Las ONG, ante semejante plato tan suculento, se movilizaron en bloque dándole al incidente una dimensión comparable a la de la masacre de las Bananeras. Hasta el propio Parlamento Europeo pidió su renuncia en una resolución. Perseguido por la opinión pública europea y por la justicia colombiana, finalmente Marulanda fue capturado el año pasado por la Interpol en España después de 913 días de estar fugitivo. Su hermano había sido capturado desde 1998 y ahora espera en la cárcel de máxima seguridad de Itagüí sentencia por los mismos delitos que se le imputaban a Carlos Arturo.

Después de semejante show internacional de cinco años de duración, causó gran desconcierto que Marulanda quedara libre tan sólo ocho días después de haber llegado extraditado al país.
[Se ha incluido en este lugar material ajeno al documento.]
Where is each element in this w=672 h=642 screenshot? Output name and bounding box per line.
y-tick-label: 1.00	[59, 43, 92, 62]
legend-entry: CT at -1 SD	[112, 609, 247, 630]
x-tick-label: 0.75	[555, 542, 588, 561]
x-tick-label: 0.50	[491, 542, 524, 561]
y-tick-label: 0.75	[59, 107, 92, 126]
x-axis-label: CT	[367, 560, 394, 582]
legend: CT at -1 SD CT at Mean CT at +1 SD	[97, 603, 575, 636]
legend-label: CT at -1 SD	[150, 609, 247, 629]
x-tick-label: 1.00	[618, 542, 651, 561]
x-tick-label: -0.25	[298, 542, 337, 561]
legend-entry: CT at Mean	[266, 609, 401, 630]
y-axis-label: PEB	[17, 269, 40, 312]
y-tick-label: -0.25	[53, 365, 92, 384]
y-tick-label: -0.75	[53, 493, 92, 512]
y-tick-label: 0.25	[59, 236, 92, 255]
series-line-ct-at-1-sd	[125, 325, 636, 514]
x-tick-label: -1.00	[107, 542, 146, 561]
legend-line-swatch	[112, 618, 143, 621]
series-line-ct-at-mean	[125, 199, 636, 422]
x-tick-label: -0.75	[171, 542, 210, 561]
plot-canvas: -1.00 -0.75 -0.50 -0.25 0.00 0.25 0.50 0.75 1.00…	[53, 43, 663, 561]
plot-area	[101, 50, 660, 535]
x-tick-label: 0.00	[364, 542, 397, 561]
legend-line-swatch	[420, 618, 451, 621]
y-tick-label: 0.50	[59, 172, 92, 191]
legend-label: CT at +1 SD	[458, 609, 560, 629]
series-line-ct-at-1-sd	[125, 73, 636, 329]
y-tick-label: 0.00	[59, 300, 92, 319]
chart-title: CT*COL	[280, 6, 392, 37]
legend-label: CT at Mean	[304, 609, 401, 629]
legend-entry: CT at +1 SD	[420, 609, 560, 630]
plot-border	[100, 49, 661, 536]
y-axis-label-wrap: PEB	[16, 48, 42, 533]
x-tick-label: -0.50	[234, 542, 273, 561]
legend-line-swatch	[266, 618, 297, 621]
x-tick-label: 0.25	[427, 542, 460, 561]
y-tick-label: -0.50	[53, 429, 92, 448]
La fiscal del caso, Martha Luz Reyes. se despachó los cientos de folios que formaban parte del proceso y decidió quitarle todos los cargos con la excepción del de incendio, que es excarcelable. Según la fiscal, en el momento de los hechos no se presentaron homicidios, masacres, ni heridos. Sin embargo, dentro del proceso varios campesinos sostienen que sus ranchos fueron quemados y por eso ahora le toca demostrar que nada tiene que ver con esta acusación. Su hermano no corrió con la misma suerte y fue encontrado culpable de todos los cargos pues al fin y al cabo vivía en Colombia y era el encargado directo del manejo de Bellacruz.

En resumen, tal vez lo que más sorprendió a los colombianos de la liberación de Marulanda, fue que siendo él un símbolo del paramilitarismo en Colombia no estuviera acusado de ningún hecho sangriento. El único cargo en su contra fueron los desalojos violentos del 14 y 15 de febrero, días en los cuales no hubo muertos. En el año siguiente, de las 1.500 personas desalojadas fueron asesinadas 36 por grupos paramilitares. Pero a pesar de que sus detractores no pueden evitar asociar a Marulanda con las autodefensas, al parecer la justicia no encontró pruebas de este vínculo.

En todo caso el episodio de Carlos Arturo Marulanda no contribuye en nada a aumentar la confianza de los colombianos en su sistema de justicia. Probablemente Luis Camilo Osorio y la fiscal del caso no hicieron más que ceñirse estrictamente a la letra de la ley, lo cual requiere pantalones en un caso tan polémico. Pero que tantos casos famosos sean objeto de un reversazo por cuenta de los cambios de las personas que administran la justicia lleva inevitablemente a la conclusión de que alguien metió la pata, se equivocó, o había motivaciones políticas.